De Georgische mode (1750-1900) zag de opkomst van de middenklasse en de uitvinding van de katoenindustrie. De middenklasse wilde pronken met hun nieuwe rijkdom door zich modieus te kleden. Zij namen modeontwerpers in dienst om kleding voor hen te maken. De modeontwerpers maakten kleding in felle kleuren en gedurfde patronen. De Georgische mode werd beïnvloed door de Aziatische cultuur. De Aziatische invloed is te zien in het gebruik van felle kleuren, zoals rood en groen, en in het gebruik van lichte stoffen, zoals zijde, katoen en katoen. In de Georgische mode kwam ook de crinoline voor, die nu van staal was gemaakt en met stof bedekt.

Regency mode

De Regency mode (1811-1830) zag een eenvoudiger kledingstijl en een terugkeer naar de klassieke snit. Mensen droegen een knielange jas, een gilet, een frivool overhemd en een broek. Vrouwen droegen een lange jurk met pofmouwen, een onderrok en een gelaagde rok. Ze droegen een muts en gingen handschoenen dragen. De uitvinding van de spinmachine en het elektrische weefgetouw maakte het maken van stoffen goedkoper. Daardoor konden meer mensen zich modieuze kleding van linnen, katoen, wol en zijde veroorloven.

Victoriaanse mode

De Victoriaanse mode (1830-1900) werd gekenmerkt door rijke stoffen, jurken met wijde rokken en sierlijke ontwerpen. Het was ook een tijd waarin mode geassocieerd werd met moraal en vrouwelijkheid. Men droeg lange, volle rokken en petticoats, die onderkleding waren.

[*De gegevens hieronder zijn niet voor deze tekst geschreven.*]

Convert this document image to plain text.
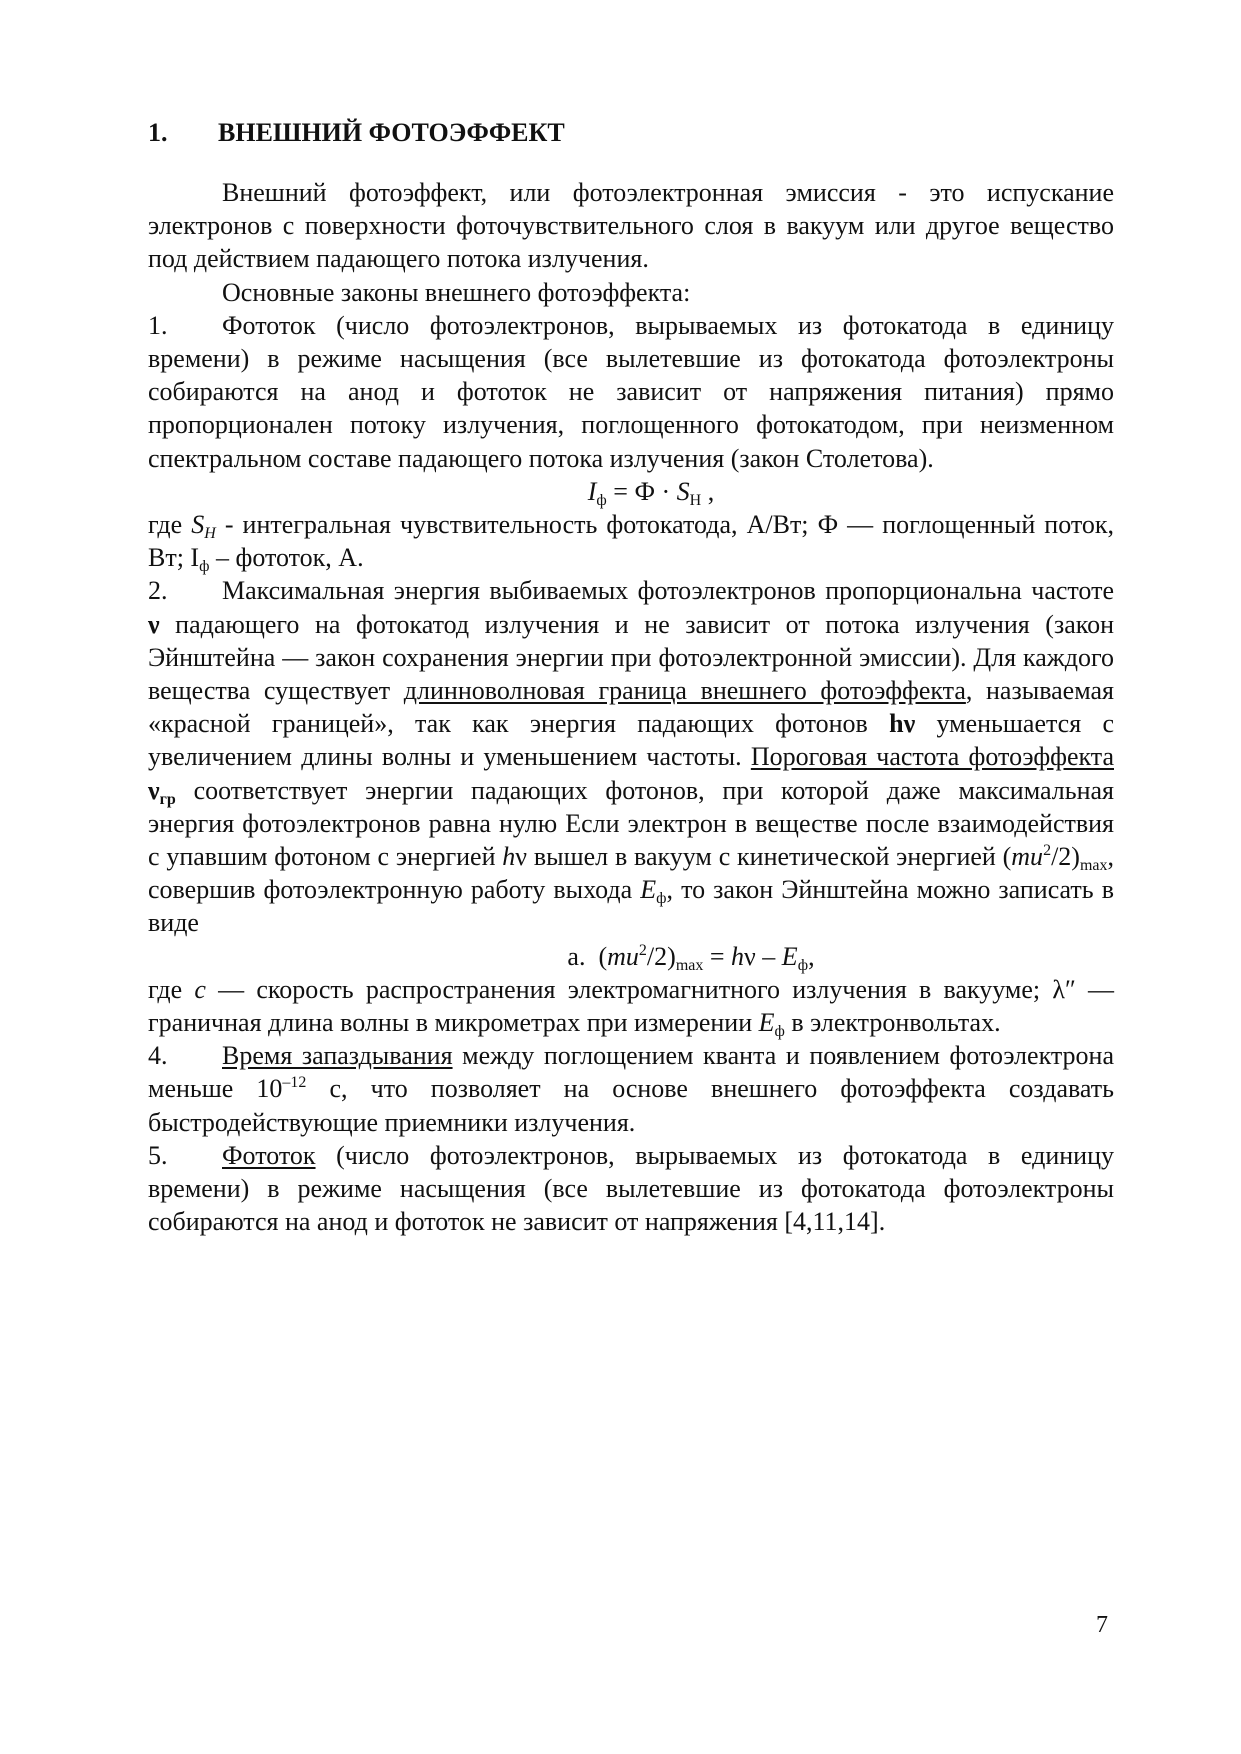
1. ВНЕШНИЙ ФОТОЭФФЕКТ

Внешний фотоэффект, или фотоэлектронная эмиссия - это испускание электронов с поверхности фоточувствительного слоя в вакуум или другое вещество под действием падающего потока излучения.

Основные законы внешнего фотоэффекта:

1. Фототок (число фотоэлектронов, вырываемых из фотокатода в единицу времени) в режиме насыщения (все вылетевшие из фотокатода фотоэлектроны собираются на анод и фототок не зависит от напряжения питания) прямо пропорционален потоку излучения, поглощенного фотокатодом, при неизменном спектральном составе падающего потока излучения (закон Столетова).

$I_ф = Ф \cdot S_Н$ ,

где $S_H$ - интегральная чувствительность фотокатода, А/Вт; Ф — поглощенный поток, Вт; $I_ф$ – фототок, А.

2. Максимальная энергия выбиваемых фотоэлектронов пропорциональна частоте ν падающего на фотокатод излучения и не зависит от потока излучения (закон Эйнштейна — закон сохранения энергии при фотоэлектронной эмиссии). Для каждого вещества существует длинноволновая граница внешнего фотоэффекта, называемая «красной границей», так как энергия падающих фотонов hν уменьшается с увеличением длины волны и уменьшением частоты. Пороговая частота фотоэффекта $\nu_{гр}$ соответствует энергии падающих фотонов, при которой даже максимальная энергия фотоэлектронов равна нулю Если электрон в веществе после взаимодействия с упавшим фотоном с энергией hν вышел в вакуум с кинетической энергией $(mu^2/2)_{max}$, совершив фотоэлектронную работу выхода $E_ф$, то закон Эйнштейна можно записать в виде

a. $(mu^2/2)_{max} = h\nu - E_ф$,

где c — скорость распространения электромагнитного излучения в вакууме; λ″ — граничная длина волны в микрометрах при измерении $E_ф$ в электронвольтах.

4. Время запаздывания между поглощением кванта и появлением фотоэлектрона меньше $10^{-12}$ с, что позволяет на основе внешнего фотоэффекта создавать быстродействующие приемники излучения.

5. Фототок (число фотоэлектронов, вырываемых из фотокатода в единицу времени) в режиме насыщения (все вылетевшие из фотокатода фотоэлектроны собираются на анод и фототок не зависит от напряжения [4,11,14].

7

Vrouwen droegen crinolines, hoepelrokken van hout of staal en bedekt met stof. Mannen droegen jassen en broeken.

Edwardiaanse mode

De Edwardiaanse mode (1910-1930) kende een minder complexe kledingstijl. Het was een tijd waarin men eenvoudiger stoffen gebruikte om de kosten laag te houden. Vrouwen droegen lange jurken met wijde rokken. Mannen droegen jassen met één rij knopen en broeken. De uitvinding van de spinnezel en de Lewis schroefkatoenrol maakte de productie van stoffen goedkoper. Daardoor konden meer mensen zich modieuze kledingstukken van linnen en katoen veroorloven.

Mode uit de 20e eeuw

In de 20e eeuw (1910-2000) werd de mode sterk beïnvloed door de opkomst van de massamedia en de technologie. De eerste modeshows werden in de jaren 1910 in Parijs georganiseerd. Tijdens de Eerste Wereldoorlog (1914-1918) werden stoffen gerantsoeneerd, wat leidde tot minder uitgebreide ontwerpen. De Wall Street Crash van 1929 leidde tot de Grote Depressie en het gebruik van stoffenrantsoenering. In de Tweede Wereldoorlog (1939-1945) werden stoffen gerantsoeneerd en maakten modeontwerpers kleding die functioneel en betaalbaar was. Computerondersteund ontwerp (CAD) werd voor het eerst gebruikt in de jaren 1950. Het was ook de tijd van de rock-‘n-roll subcultuur, toen tieners in opstand kwamen tegen de gangbare mode.